The metaphor of Trinity loses its power for us if we use it in vain attempts at getting secret information about the inner life of God. It is however a powerful symbol and model for us and for our relationships with others and creation. Elizabeth Johnson again proclaims: “Speaking about the Trinity expresses belief in one God who is not a solitary God but a communion in love marked by overflowing life…the Trinity provides a symbolic picture of totally shared life at the heart of the universe.” Imagine that: totally shared life…interconnected life at the heart of the universe.

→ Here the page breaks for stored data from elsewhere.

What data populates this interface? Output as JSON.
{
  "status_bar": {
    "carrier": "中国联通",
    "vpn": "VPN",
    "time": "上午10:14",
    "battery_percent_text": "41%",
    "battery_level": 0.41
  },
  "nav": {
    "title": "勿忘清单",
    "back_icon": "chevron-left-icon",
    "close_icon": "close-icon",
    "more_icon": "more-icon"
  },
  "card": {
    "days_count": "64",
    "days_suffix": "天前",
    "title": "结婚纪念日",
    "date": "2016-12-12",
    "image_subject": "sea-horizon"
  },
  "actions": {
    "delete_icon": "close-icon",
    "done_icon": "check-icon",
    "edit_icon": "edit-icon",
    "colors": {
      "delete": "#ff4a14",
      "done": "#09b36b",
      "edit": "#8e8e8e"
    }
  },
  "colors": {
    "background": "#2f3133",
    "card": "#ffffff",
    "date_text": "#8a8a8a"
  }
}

So what does this mean for us who are created in the Divine Image? Simply put: Mutual relationship is to be the ultimate paradigm of our personal and social life. Jesus embodied this vision of human community in a relationship of equals. The world Jesus taught and preached reflected his own experience of shared power and community. Embracing this vision is our call and challenge. Reflecting on the metaphor of Trinity pushes us away from our comfortable faith to one, which takes seriously the needs of others because we are not separate from each other. The opposite is true: we are interconnected, one, distinct but together, a Trinity of Love of God, self and others. So, a Paul reminds us, if one part of the body hurts we all experience pain. Elizabeth Johnson is right on when she expresses the life to which this symbols calls us: “Spun off and included as a partner in the divine dance of life, the world for all its brokenness and evil is destined to reflect the triune reality, and already does embody it in those sacramental, anticipatory moments of friendship, healing and justice breaking through.” We are partners in the divine dance of life.

In closing I leave you with the words of poet and composer Brian Wren :

Who is She, neither male nor female, maker of all things only glimpsed or hinted, source of life and gender? She is God,


Mother, sister, lover: in her love we wake, move grow, are daunted, triumph and surrender:
Who is She, mothering her people, teaching them to walk,


Lifting weary toddlers, bending down to feed them?
 

She is love,


Crying in a stable, teaching from a boat, friendly with the lepers, bound for crucifixion.


Who is She, sparkle in the rapids, coolness of the well,


Living power of Jesus flowing from the Scriptures?


She is life,


Water, wind and laughter, calm, yet never still


Swiftly moving Spirit, singing in the changes.
 


May it be so, In the name of the Father, the Son and the Holy Spirit, One God, Mother of us all.